Ealing demolished more social homes than any other London borough in the decade to 2023. The Community Infrastructure Levy — promised in Mason’s 2022 manifesto to raise £12 million per year — was not adopted until December 2025. The council approved the expansion of the Southall Gasworks development from 3,750 to 8,100 homes just months before the levy came into force. And between 2019 and 2024, Southall generated £13.1 million in Section 106 contributions; £4.9 million was spent locally.
Mason attended MIPIM — the world’s largest property developer conference, held in Cannes — with travel and costs funded by a consortium that included Berkeley Group and others with active planning interests in Ealing. He later apologised, calling it “a mistake.” The apology did not address what a decade of developer-hosted relationship-building had done to the framing of housing strategy, and the impact on private sector rents (a story in itself, and will be published post-election).
In October 2022, Mason himself told the Southall Community Alliance:
“If you live in Southall, your opportunity and your access to get onto the housing ladder is next to nothing. 80% of the homes in Southall Green are in the private rented sector."

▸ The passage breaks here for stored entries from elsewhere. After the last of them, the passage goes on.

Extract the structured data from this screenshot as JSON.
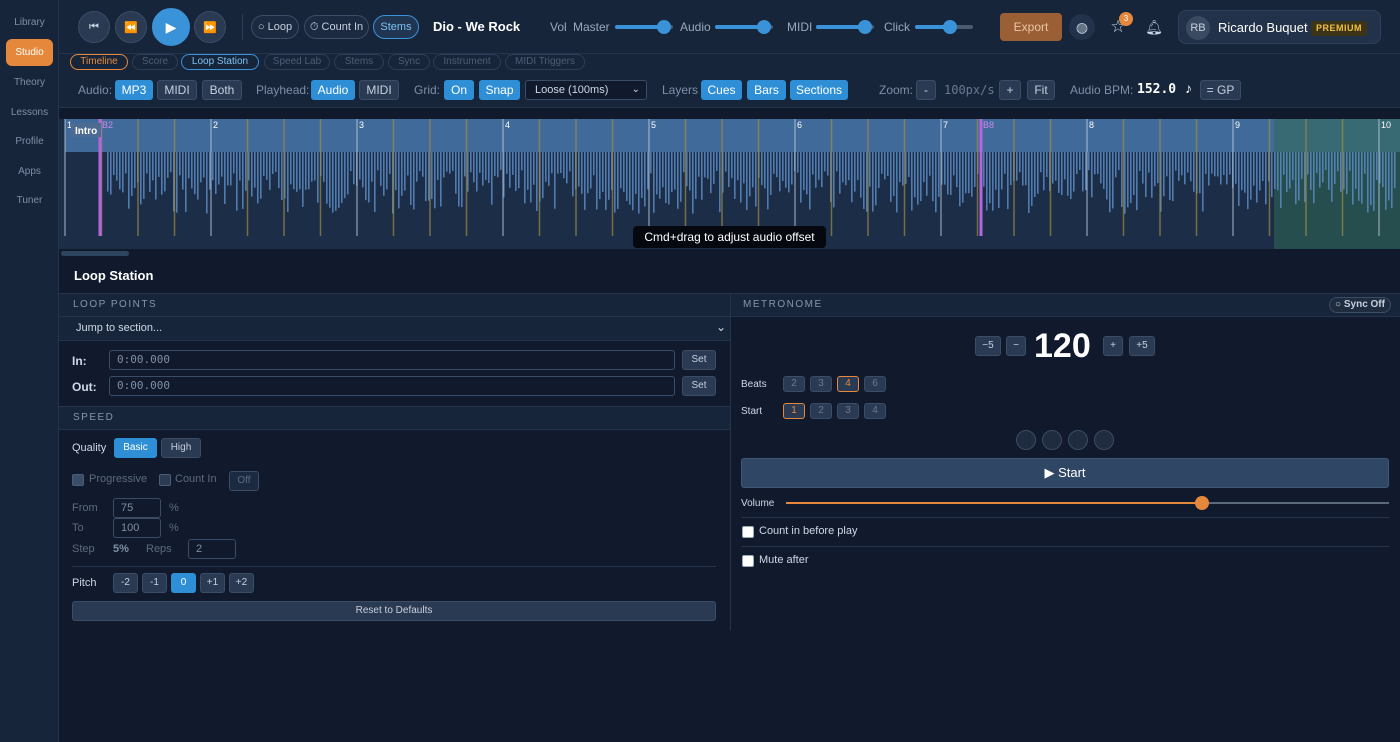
{
  "sidebar": {
    "items": [
      {
        "label": "Library"
      },
      {
        "label": "Studio"
      },
      {
        "label": "Theory"
      },
      {
        "label": "Lessons"
      },
      {
        "label": "Profile"
      },
      {
        "label": "Apps"
      },
      {
        "label": "Tuner"
      }
    ],
    "active": "Studio"
  },
  "topbar": {
    "loop_label": "Loop",
    "countin_label": "Count In",
    "stems_label": "Stems",
    "song_title": "Dio - We Rock",
    "vol_label": "Vol",
    "master_label": "Master",
    "master_level": 0.85,
    "audio_label": "Audio",
    "audio_level": 0.85,
    "midi_label": "MIDI",
    "midi_level": 0.85,
    "click_label": "Click",
    "click_level": 0.6,
    "export_label": "Export",
    "notif_count": "3",
    "user_initials": "RB",
    "user_name": "Ricardo Buquet",
    "user_tier": "PREMIUM"
  },
  "tabs": [
    "Timeline",
    "Score",
    "Loop Station",
    "Speed Lab",
    "Stems",
    "Sync",
    "Instrument",
    "MIDI Triggers"
  ],
  "toolbar": {
    "audio_label": "Audio:",
    "audio_opts": [
      "MP3",
      "MIDI",
      "Both"
    ],
    "playhead_label": "Playhead:",
    "playhead_opts": [
      "Audio",
      "MIDI"
    ],
    "grid_label": "Grid:",
    "grid_on": "On",
    "snap": "Snap",
    "grid_select": "Loose (100ms)",
    "layers_label": "Layers",
    "layers": [
      "Cues",
      "Bars",
      "Sections"
    ],
    "zoom_label": "Zoom:",
    "zoom_minus": "-",
    "zoom_value": "100px/s",
    "zoom_plus": "+",
    "fit": "Fit",
    "bpm_label": "Audio BPM:",
    "bpm_value": "152.0",
    "note_glyph": "♪",
    "gp": "= GP"
  },
  "timeline": {
    "bar_numbers": [
      "1",
      "2",
      "3",
      "4",
      "5",
      "6",
      "7",
      "8",
      "9",
      "10"
    ],
    "section_label": "Intro",
    "marker_b2": "B2",
    "marker_b8": "B8",
    "tooltip": "Cmd+drag to adjust audio offset"
  },
  "loop_station": {
    "title": "Loop Station",
    "loop_points_head": "LOOP POINTS",
    "jump_placeholder": "Jump to section...",
    "in_label": "In:",
    "in_value": "0:00.000",
    "out_label": "Out:",
    "out_value": "0:00.000",
    "set_label": "Set",
    "speed_head": "SPEED",
    "quality_label": "Quality",
    "quality_opts": [
      "Basic",
      "High"
    ],
    "progressive_label": "Progressive",
    "countin_label": "Count In",
    "off_label": "Off",
    "from_label": "From",
    "from_value": "75",
    "pct": "%",
    "to_label": "To",
    "to_value": "100",
    "step_label": "Step",
    "step_value": "5%",
    "reps_label": "Reps",
    "reps_value": "2",
    "pitch_label": "Pitch",
    "pitch_opts": [
      "-2",
      "-1",
      "0",
      "+1",
      "+2"
    ],
    "reset_label": "Reset to Defaults"
  },
  "metronome": {
    "head": "METRONOME",
    "sync_label": "○ Sync Off",
    "minus5": "−5",
    "minus1": "−",
    "tempo": "120",
    "plus1": "+",
    "plus5": "+5",
    "beats_label": "Beats",
    "beats_opts": [
      "2",
      "3",
      "4",
      "6"
    ],
    "start_label": "Start",
    "start_opts": [
      "1",
      "2",
      "3",
      "4"
    ],
    "start_button": "▶ Start",
    "volume_label": "Volume",
    "volume_level": 0.69,
    "countin_label": "Count in before play",
    "mute_label": "Mute after"
  },
  "colors": {
    "accent_blue": "#2f8fd6",
    "accent_orange": "#e6883b",
    "purple_marker": "#b565e0"
  }
}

He was describing the outcomes of a strategy he had shaped as cabinet member for Housing, Planning and Transformation. He holds an MSc in Urban Regeneration from the Bartlett. He had both the expertise and the executive responsibility.
The municipal socialists of the past built homes. Under Mason’s stewardship, 84% of the target went unbuilt.
The Democratic Decline
Municipal socialism is not only about building homes. It is about accountability — about the structures through which communities hold power to account.

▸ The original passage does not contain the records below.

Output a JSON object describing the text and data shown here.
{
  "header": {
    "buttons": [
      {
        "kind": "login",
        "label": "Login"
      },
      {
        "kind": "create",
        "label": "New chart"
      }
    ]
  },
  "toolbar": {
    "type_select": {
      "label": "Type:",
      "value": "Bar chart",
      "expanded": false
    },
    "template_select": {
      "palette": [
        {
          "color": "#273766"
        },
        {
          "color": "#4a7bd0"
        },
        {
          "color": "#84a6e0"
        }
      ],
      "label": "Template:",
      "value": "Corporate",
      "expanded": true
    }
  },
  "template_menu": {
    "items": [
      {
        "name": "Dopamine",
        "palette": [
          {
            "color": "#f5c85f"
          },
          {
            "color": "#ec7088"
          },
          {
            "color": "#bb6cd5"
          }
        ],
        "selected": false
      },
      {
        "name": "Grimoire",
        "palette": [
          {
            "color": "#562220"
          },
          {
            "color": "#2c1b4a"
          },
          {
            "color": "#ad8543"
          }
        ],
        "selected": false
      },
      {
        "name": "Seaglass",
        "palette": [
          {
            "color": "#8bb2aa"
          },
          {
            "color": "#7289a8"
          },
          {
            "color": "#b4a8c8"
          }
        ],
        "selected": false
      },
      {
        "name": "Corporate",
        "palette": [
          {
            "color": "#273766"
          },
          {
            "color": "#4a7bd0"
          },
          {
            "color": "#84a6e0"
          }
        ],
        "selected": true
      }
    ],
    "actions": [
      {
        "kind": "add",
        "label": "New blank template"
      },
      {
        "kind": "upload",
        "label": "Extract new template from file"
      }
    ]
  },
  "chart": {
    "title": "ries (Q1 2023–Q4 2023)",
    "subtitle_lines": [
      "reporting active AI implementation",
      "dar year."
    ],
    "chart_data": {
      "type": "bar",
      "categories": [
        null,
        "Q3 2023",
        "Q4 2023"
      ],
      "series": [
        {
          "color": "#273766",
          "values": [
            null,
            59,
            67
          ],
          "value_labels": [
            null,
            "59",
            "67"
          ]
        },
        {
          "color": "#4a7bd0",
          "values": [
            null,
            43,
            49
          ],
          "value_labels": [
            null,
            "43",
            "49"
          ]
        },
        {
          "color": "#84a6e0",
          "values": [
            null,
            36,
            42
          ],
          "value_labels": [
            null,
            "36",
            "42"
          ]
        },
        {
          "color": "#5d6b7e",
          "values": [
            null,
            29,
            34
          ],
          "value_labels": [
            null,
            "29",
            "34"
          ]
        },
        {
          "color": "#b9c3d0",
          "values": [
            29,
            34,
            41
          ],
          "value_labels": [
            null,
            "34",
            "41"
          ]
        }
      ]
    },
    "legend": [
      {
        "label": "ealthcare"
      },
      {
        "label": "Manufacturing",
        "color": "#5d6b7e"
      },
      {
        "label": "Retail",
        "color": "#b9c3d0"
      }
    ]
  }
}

In July 2025, while the Save Ealing Children’s Centres campaign petitioned outside Perceval House, Mason’s administration voted to more than double the threshold for a petition to trigger a full council debate — from 1,500 signatures to 3,671. Every Labour councillor voted in favour. Every Conservative and Liberal Democrat councillor voted against. The same meeting banned hybrid paper-and-online petitions.
For comparison: Westminster requires 100 signatures. Barnet requires 25. Brent requires 5. Hillingdon has no threshold at all.
The petition demanding Ealing debate divesting its pension fund from companies linked to the conflict in Gaza gathered thousands of signatures. Under Ealing’s rules, it was insufficient. The Pension Fund Panel has never placed divestment on its agenda. Mason sat on the board of London CIV — the body managing those investments — from December 2021 until July 2024, leaving the seat vacant when he departed. Three months later, the LGA — on whose board Mason now sits as a Director — commissioned a legal opinion from Nigel Giffin KC concluding that local authorities were under no public law obligation to divest. That opinion is now the primary institutional argument cited by councils resisting divestment calls across England and Wales.
Ward forums — the mechanism through which residents could directly question councillors on the record — have been replaced under Mason’s leadership with the council-controlled “Your Town, Your Voice” programme.
The ten children’s centres proposed for closure or repurposing in 2024 included three of the six in Southall — the borough’s most deprived area. The projected saving: approximately £750,000. In the five years of Mason’s leadership, the council spent over £1 million on increased councillor allowances. Mason’s own leadership allowance rose by 70% to £58,000, justified on the grounds of attracting “higher calibre candidates” — in communities where 35% of children grow up in poverty after housing costs. Mason leader’s allowance today is almost double what it was five years ago.
Southall Has Been Here Before
Ealing Labour’s attack on ECI cited SWP connections as disqualifying. It is worth being precise about what the SWP was doing in Southall.
On 23 April 1979 — St George’s Day — the National Front held an election meeting at Southall Town Hall, in the heart of a community they wanted removed from Britain. The community organised against it. Workers struck. Ten thousand residents signed a petition. Thousands marched.
Blair Peach was 33 years old, a teacher of children with special needs, and a member of the Socialist Workers Party. He travelled to Southall to stand with the community against the NF meeting. By the end of the night, 345 people had been arrested. Blair Peach was struck on the head by a member of the Metropolitan Police’s Special Patrol Group. He died the following day. No police officer was ever charged. The internal police inquiry, suppressed for thirty years, concluded he had almost certainly been killed by one of six SPG officers who had preserved their silence.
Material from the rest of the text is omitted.